Ava looked to be considering this. “Can I ask you a question?”
“Sure,” Electra said graciously.
“What makes you the authority on absolutely fucking everything?”
“Oh, ha ha, really funny!” Electra bitched as Ava and I collapsed into giggles. “Let’s have a gathering, then. I can’t handle Dylan on his own. Doll, you call some people.”
I called Jeremy even though I suspected he was with Pristina. He was. He told me over a bunch of restaurant racket that he may come over later because she was on call. If Pristina were kidnapped and held for ransom and I had a lot of money, I would put it all into mutual funds and not even feel guilty.
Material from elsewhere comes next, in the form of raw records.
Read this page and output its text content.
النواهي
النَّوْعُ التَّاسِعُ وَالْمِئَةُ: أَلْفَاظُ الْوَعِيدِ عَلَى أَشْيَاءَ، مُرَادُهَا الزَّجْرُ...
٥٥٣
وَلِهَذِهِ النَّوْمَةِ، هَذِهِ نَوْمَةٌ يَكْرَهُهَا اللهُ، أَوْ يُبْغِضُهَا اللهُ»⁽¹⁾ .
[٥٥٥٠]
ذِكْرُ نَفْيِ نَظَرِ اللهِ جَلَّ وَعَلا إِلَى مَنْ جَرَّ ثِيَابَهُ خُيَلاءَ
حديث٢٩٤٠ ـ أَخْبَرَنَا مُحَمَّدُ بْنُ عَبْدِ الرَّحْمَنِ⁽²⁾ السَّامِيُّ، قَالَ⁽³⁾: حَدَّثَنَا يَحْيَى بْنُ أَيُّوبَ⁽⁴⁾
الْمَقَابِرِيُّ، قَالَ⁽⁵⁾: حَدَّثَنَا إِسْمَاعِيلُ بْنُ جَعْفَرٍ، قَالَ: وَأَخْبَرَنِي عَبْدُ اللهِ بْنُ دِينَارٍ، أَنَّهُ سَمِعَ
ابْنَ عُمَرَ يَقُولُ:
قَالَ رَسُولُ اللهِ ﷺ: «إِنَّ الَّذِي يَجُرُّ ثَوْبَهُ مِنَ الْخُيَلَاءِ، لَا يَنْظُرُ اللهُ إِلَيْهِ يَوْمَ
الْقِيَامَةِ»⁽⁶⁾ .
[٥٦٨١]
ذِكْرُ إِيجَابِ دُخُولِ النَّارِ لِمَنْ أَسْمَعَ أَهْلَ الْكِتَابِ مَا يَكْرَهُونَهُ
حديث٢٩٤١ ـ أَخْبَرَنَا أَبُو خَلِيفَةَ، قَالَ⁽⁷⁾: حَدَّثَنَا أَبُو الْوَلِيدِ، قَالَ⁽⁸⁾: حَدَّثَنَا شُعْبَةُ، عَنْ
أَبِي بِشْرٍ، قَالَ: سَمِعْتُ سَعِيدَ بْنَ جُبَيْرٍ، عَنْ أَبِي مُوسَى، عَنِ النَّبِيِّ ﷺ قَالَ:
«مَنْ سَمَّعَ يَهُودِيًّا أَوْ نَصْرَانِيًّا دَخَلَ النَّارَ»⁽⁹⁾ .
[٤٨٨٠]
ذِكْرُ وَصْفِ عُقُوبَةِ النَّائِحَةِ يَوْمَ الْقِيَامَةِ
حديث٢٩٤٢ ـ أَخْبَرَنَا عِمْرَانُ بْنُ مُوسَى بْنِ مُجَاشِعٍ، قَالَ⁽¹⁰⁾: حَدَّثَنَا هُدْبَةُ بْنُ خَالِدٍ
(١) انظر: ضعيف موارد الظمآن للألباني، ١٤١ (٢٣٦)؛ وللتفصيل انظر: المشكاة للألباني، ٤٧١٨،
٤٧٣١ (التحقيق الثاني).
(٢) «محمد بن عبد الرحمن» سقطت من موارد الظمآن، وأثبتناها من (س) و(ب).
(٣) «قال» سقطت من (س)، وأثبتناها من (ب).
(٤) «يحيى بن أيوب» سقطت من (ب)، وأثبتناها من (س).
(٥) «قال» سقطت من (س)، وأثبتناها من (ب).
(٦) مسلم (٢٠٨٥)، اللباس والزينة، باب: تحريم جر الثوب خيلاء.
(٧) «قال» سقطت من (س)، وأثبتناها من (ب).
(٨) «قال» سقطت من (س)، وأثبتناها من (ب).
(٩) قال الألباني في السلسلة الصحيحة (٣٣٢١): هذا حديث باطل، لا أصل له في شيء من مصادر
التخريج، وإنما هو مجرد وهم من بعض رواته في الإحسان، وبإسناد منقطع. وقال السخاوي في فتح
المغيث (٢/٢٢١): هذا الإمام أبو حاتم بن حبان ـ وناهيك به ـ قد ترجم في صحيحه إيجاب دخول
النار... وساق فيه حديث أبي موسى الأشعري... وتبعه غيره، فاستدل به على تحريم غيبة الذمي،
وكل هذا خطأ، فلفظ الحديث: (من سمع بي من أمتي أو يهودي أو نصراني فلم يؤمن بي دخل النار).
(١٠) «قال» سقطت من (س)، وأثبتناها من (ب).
I hung out in the living room with Andy Whitcomb, who is my best guy friend. We grew up around the block from each other and have been pals since our moms were in our elementary school PTA. I even took him with me to college, which we attended at Chapman University in Orange. Andy is just like me. And just like me, no way in hell was he moving back home after graduation. So he lives nearby, just off Third Street near the Beverly Center. Everyone thinks he’s gay because he works in couture at Nordstrom and his apartment is beyond Pottery Barn. Fashion sense aside, he’s not gay at all. He is actually a real sleaze. When he talks about the female sex organ he calls it “trim.” One time he was hooking up with a girl and he found a hair on her nipple all long and dark just like it was a pube. Instead of ignoring it he bit it off with his teeth. When I heard that story I laughed for an hour. Andy gets laid a lot.
“Do you want to be in my wedding?” I asked him as he strummed his guitar and I looked through a Victoria’s Secret catalog for a pair of sexy boots I just know I saw in there. Have to have them. Ava and Dylan were making out on the other couch. I am a total voyeur. I kept sneaking glances at them.
“Yeah, sure,” he replied. “But there is no way in hell I’m wearing a dress.”
I rolled my eyes. “I’m sure you can wear a tuxedo just like the other guys, Andy. Only you’ll have to stand on my side.”
I know this is the kind of thing everyone will ooh and ah over and think is the most adorable thing they’ve ever heard in their entire lives.
He nodded. “I’ll do it, then. Hey, you know something funny?”
“What’s that?”
“This’ll only be the second wedding I’ve ever been in.”
“The reason behind that, Andy, is that the majority of your bozo friends will be lifelong confirmed bachelors,” I predicted.
“Let’s hope so,” he said. “But don’t you want to know what’s so funny about it?”
“Enlighten me.”
“The other wedding I was in was Dan’s. Remember? Ha ha ha!”
Andy is cute but too much of a scamp. He has brown hair and impish brown eyes and a wiry build like a soccer player.
“You’re a fucker,” I told him, glaring.